<h1 style="text-align:center;">Data Wrangling</h1>

# Introduction

**Data wrangling**, often also referred to as **data munging**, is the process of cleaning, structuring, and enriching raw data into a desired format for better decision-making. It's a fundamental step in the data preparation process before analysis or processing. Data wrangling involves several tasks and can be quite complex depending on the state of the data and the desired outcome. 

Here are some steps you would follow:

1. **Cleaning**: This involves removing, correcting, or handling corrupted, misformatted, incomplete, or inaccurate data. Common tasks include handling missing values, removing duplicates, and correcting data inconsistencies.
2. **Transforming**: This involves converting data from one format or structure into another. Examples include normalizing and scaling, pivoting tables, or converting data types.
3.  **Enriching**: Enhancing data with additional variables or attributes can make the dataset more useful. This could involve adding data from other sources or creating new derived variables.
4.  **Validating**: Ensuring that the dataset meets certain criteria, often set by predefined rules or schemas. This can involve checking for data consistency, accuracy, and relevance.
5.  **Structuring**: Organizing data in a way that is suitable for the intended purpose. This could involve grouping, sorting, or aggregating data, or reshaping datasets.
6.  **Integrating**: Combining data from multiple sources, which may involve tasks like data alignment, deduplication, and dealing with data source discrepancies.

## Chaining

In this work, we will use a concept called _Chaining_. At its core, chaining is about executing multiple operations in a sequence, where the output of one operation feeds directly into the input of the next.

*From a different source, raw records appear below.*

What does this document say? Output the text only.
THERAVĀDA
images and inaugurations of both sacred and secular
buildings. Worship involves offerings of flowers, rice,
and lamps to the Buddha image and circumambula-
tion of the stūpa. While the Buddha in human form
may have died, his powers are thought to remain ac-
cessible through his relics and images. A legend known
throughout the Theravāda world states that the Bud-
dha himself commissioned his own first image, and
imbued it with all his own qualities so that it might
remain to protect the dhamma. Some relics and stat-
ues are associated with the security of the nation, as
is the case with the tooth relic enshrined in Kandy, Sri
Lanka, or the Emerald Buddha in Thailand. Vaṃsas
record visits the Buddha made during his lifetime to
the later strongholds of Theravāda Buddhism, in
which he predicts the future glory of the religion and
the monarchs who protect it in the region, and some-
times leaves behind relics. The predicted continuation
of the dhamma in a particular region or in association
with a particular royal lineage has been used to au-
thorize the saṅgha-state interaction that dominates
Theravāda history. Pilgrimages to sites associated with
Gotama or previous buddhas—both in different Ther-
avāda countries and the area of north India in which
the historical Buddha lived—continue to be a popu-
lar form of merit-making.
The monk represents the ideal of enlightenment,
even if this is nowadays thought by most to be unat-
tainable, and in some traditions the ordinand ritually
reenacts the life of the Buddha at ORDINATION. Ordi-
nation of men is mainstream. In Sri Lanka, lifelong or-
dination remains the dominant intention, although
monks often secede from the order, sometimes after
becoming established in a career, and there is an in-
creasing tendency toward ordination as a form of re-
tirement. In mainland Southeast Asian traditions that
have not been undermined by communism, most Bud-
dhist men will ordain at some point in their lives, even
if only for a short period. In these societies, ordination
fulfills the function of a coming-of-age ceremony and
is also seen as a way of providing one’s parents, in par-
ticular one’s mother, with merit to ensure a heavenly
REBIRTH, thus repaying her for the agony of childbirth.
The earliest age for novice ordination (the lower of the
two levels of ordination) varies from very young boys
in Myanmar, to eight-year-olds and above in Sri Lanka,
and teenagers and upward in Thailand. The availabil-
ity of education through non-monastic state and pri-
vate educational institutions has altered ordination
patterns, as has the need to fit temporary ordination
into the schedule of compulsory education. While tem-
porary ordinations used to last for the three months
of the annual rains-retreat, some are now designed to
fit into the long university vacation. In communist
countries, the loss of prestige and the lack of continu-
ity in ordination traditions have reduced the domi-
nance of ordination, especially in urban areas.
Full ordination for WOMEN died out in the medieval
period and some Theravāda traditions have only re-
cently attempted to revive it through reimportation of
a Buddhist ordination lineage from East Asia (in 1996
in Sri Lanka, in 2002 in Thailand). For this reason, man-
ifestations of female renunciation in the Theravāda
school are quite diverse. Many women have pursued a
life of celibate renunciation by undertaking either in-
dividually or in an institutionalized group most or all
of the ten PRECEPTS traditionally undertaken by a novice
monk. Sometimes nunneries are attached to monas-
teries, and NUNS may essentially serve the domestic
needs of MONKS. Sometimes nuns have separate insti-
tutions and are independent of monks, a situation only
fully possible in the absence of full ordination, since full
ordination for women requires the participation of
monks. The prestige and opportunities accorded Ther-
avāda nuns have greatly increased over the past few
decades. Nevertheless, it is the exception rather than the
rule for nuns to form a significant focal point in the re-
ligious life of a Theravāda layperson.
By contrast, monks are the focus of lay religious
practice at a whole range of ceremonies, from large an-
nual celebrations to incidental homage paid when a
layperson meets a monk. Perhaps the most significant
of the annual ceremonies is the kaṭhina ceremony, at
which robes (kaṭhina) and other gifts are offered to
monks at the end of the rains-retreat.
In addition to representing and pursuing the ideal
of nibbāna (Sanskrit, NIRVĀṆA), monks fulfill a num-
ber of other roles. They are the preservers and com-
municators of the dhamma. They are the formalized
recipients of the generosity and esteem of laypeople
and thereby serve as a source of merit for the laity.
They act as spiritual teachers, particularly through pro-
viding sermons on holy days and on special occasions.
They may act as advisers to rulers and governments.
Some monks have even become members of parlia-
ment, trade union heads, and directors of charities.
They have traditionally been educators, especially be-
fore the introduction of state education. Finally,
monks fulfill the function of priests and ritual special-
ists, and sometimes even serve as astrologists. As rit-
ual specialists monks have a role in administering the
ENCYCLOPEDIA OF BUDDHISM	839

Think of a factory assembly line where raw materials enter one end and go through several machines, each performing a specific task, before a finished product comes out the other end. At each stage, the output of one machine becomes the input for the next.

In our case, using pandas, chaining mirrors this assembly line concept. Instead of machines, we have methods (functions associated with objects), and instead of raw material, we have data.

One thing we will spend time doing would be to create a new column or alter an old one; and there are several ways we could do this.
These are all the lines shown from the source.